Knowing the chirality of molecules is fundamental for many applications including heterogeneous catalysis, chiral separation, drug development and anything that relies on surface recognition. Manually determining chirality from SPM images can take up to a few days for complex systems, making an automated system desirable.

Now, scientists from an artificial intelligence group and an atomic imaging group at the National University of Singapore have collaborated to create a machine-learning algorithm that does just that. They tested it on two densely packed supramolecular assemblies, consisting of hexadimethylphenylbenzene and fluorine-substituted hexadimethylphenylbenzene units, and found it accurately identified chiral centres in just a few hours.

SPM image analysis currently ‘relies on the ability of the human to analyse, classify and interpret ultimately fine variation of the STM contrast at the nanoscale’ and is therefore time-consuming and prone to errors, explains Jiong Lu who leads the atomic imaging group. Because of this, using machine learning to automatically recognise chiral centres would be beneficial.

A diagram of the steps of machine learning

Source: © Li et al, J. Am. Chem.
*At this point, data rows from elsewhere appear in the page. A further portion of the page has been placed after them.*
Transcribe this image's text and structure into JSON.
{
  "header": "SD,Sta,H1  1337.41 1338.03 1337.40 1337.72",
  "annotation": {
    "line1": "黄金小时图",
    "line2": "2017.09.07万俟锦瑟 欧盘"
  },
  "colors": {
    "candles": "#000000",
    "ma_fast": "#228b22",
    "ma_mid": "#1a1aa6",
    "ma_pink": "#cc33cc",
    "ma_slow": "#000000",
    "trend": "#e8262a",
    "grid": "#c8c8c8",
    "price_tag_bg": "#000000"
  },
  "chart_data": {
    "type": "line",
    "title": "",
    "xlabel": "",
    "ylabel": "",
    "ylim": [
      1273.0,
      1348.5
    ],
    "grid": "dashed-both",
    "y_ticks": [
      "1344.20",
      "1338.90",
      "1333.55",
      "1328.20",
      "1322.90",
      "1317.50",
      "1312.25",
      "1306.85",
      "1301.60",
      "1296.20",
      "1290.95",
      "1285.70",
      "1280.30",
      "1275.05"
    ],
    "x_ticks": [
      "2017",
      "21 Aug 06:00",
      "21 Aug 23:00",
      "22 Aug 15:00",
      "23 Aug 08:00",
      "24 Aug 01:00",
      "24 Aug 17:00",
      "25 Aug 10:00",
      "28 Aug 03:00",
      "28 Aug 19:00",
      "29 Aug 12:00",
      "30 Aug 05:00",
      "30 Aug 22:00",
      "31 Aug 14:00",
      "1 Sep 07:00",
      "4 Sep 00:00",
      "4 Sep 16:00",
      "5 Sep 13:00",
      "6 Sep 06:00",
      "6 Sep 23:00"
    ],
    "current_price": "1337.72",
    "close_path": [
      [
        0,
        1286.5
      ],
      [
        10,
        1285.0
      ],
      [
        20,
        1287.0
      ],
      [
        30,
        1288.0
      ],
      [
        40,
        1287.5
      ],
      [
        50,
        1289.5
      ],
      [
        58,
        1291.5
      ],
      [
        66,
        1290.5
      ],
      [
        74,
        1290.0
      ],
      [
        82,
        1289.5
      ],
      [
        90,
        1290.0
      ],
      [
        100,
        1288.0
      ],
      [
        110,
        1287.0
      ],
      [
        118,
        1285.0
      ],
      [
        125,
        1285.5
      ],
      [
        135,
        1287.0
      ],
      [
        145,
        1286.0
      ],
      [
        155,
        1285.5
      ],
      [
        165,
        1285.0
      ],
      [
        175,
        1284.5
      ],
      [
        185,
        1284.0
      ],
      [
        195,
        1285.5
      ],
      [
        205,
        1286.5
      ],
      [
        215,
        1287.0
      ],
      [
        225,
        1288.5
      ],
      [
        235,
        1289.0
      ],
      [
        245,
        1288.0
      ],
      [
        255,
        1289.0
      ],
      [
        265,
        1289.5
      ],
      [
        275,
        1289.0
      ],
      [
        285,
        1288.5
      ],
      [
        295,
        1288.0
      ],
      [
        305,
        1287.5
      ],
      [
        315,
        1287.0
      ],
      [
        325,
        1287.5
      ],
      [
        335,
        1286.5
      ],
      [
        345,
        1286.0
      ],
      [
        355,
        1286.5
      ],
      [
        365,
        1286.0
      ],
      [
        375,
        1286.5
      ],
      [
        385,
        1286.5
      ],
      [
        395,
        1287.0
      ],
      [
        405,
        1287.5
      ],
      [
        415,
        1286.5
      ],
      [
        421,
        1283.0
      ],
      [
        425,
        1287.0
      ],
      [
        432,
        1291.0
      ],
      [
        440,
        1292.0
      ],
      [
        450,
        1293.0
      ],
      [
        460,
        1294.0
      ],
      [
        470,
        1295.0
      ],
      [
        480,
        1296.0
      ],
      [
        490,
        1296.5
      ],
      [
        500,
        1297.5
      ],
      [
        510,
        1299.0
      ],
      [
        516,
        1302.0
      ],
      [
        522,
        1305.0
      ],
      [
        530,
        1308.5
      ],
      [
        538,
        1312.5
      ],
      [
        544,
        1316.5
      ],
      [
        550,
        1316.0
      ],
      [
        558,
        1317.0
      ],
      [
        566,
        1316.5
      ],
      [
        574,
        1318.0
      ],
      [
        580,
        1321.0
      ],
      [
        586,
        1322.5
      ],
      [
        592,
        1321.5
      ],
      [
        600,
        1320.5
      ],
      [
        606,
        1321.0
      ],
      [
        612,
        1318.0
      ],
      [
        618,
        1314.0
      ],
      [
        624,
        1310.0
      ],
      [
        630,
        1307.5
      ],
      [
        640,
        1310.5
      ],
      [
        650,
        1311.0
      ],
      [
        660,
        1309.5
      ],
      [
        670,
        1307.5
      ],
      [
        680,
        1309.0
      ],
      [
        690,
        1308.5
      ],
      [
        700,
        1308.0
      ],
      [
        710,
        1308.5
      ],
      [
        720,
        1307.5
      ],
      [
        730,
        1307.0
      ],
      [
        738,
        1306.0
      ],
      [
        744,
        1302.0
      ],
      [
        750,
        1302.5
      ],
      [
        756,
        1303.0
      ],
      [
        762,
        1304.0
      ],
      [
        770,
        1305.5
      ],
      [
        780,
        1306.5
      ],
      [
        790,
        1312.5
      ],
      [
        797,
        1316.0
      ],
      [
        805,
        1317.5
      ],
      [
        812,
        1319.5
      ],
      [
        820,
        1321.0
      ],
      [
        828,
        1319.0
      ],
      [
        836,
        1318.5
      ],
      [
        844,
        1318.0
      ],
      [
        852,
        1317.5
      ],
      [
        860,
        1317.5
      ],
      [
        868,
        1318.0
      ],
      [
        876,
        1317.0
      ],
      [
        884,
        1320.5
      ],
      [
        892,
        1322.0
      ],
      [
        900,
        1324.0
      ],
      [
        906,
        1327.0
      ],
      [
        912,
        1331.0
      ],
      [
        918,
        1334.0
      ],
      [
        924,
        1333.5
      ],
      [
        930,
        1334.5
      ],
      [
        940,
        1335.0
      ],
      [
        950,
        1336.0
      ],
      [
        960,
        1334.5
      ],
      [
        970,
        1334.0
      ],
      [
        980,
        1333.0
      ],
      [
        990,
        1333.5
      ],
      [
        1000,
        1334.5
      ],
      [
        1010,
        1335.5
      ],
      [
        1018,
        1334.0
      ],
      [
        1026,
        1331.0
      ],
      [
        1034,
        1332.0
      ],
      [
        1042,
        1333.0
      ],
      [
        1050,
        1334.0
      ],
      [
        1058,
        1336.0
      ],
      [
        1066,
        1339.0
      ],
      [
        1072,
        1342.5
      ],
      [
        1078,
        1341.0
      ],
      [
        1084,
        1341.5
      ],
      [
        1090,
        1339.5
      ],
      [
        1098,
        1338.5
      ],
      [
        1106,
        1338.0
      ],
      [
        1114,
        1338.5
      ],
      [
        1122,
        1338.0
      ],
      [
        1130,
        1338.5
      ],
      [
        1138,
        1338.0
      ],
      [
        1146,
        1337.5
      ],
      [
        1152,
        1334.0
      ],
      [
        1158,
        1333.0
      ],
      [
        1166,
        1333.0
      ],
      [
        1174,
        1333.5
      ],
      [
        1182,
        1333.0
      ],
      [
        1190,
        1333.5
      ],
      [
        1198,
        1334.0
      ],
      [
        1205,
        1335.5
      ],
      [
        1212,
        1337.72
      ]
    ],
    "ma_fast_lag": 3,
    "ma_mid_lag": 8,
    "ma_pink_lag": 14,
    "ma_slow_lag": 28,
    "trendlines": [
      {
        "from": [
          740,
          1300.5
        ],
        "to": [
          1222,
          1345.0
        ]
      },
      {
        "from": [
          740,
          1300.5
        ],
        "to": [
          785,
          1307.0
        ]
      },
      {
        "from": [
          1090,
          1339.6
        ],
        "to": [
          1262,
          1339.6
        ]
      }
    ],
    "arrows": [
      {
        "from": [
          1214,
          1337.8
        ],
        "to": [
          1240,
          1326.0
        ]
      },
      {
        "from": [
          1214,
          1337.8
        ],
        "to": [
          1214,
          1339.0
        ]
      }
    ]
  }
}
Soc. 2021, 143, 27, 10177

Scientists have devised a machine-learning tool that can recognise a complex SPM pattern

Leading the artificial intelligence group, Xiaonan Wang says the framework showed ‘exceptional performance, even on non-ideal images containing imperfection features … with a limited amount of training data’, so indicates the model is robust. Several experienced SPM users cross-checked the performance of this model by manually labelling the tested molecules as well. And there is potential to incorporate the system into current STM software, making it convenient to use.

SPM is a commonly used technique for analysing nanostructures. Magalí Lingenfelder, who leads the Max Planck–EPFL laboratory for molecular nanoscience in Lausanne, Switzerland, has been using SPM for decades and comments that ‘it comes as no surprise that machine learning can have tremendous impact in automated image analysis.’ However, Lingenfelder does caution that ‘machine learning for SPM analysis is still at its infancy … I will still be trusting my eyes over any algorithm for a while,’ but will happily embrace it once the technology improves.

‘If the molecule is prochiral as in this study, assignments are even more difficult to make,’ says Lingenfelder. So, using algorithms to detect chirality or molecular conformations in complex systems, especially in prochiral systems, could have a huge impact. ‘The revolution is coming,’ adds Lingenfelder. ‘We should welcome it, it is meant to simplify our work.’

Lu and Wang hope this research will progress to a model that applies to a variety of molecular systems and is more general. They now aim to combine different machine learning systems into SPM instruments to perform other labour-intensive tasks that could accelerate the material discovery workflow.